En somme, le leadership silencieux est en train de redéfinir la manière dont nous considérons le pouvoir et l’efficacité dans le monde professionnel. Le silence n’est pas une absence de voix, mais une force qui permet aux leaders de guider leurs équipes et d’améliorer leur esprit stratégique.

Quels sont les défis du leader silencieux ?

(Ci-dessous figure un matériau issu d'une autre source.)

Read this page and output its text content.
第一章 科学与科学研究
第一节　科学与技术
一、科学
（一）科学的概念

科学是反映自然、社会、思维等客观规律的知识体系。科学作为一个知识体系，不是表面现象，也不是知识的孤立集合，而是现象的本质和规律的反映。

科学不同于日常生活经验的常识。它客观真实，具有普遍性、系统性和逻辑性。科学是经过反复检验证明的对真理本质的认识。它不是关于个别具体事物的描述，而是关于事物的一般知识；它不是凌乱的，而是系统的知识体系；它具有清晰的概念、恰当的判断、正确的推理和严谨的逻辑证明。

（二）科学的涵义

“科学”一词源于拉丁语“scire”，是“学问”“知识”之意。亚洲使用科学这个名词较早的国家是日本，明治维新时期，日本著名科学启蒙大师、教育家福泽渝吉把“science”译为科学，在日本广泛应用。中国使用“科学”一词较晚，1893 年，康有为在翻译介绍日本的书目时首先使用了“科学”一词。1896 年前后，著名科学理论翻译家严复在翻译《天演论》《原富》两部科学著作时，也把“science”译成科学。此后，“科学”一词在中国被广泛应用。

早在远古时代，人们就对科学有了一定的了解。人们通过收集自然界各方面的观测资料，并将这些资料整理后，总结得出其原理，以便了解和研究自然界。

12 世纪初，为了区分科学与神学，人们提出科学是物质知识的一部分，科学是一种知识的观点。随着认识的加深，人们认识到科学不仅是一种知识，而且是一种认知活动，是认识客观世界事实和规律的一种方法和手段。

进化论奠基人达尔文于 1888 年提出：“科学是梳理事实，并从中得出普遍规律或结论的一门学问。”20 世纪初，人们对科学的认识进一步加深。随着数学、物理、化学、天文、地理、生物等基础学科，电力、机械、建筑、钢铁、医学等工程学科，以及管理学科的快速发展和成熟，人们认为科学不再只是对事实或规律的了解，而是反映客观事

Comme le souligne Mathieu Thomé, « le silence et la tranquillité dans les environnements professionnels sont cruciaux car non seulement ils favorisent la réflexion et la clarté de pensée, mais ils sont aussi facteurs de cohésion et de confiance ». Cependant, malgré ses avantages évidents, l’intégration du silence et de la tranquillité dans le leadership peut être entravée par plusieurs obstacles. Le premier ? « C’est la culture d’entreprise. Dans des environnements où l’activité constante et le bruit sont la norme (des “trading rooms” aux centres d’appels, en passant par les open spaces, ndlr), *le silence peut être mal perçu, associé à de l’inactivité ou de l’indécision. »

Sur le plan individuel, les leaders peuvent aussi rencontrer des résistances. « Un leader peut rencontrer des résistances internes par rapport à de fausses croyances, la peur du jugement, ou un sentiment d’inconfort face au silence », précise l’expert. Au niveau collectif, il peut y avoir une résistance au changement culturel, car « le silence peut être perçu comme embarrassant ».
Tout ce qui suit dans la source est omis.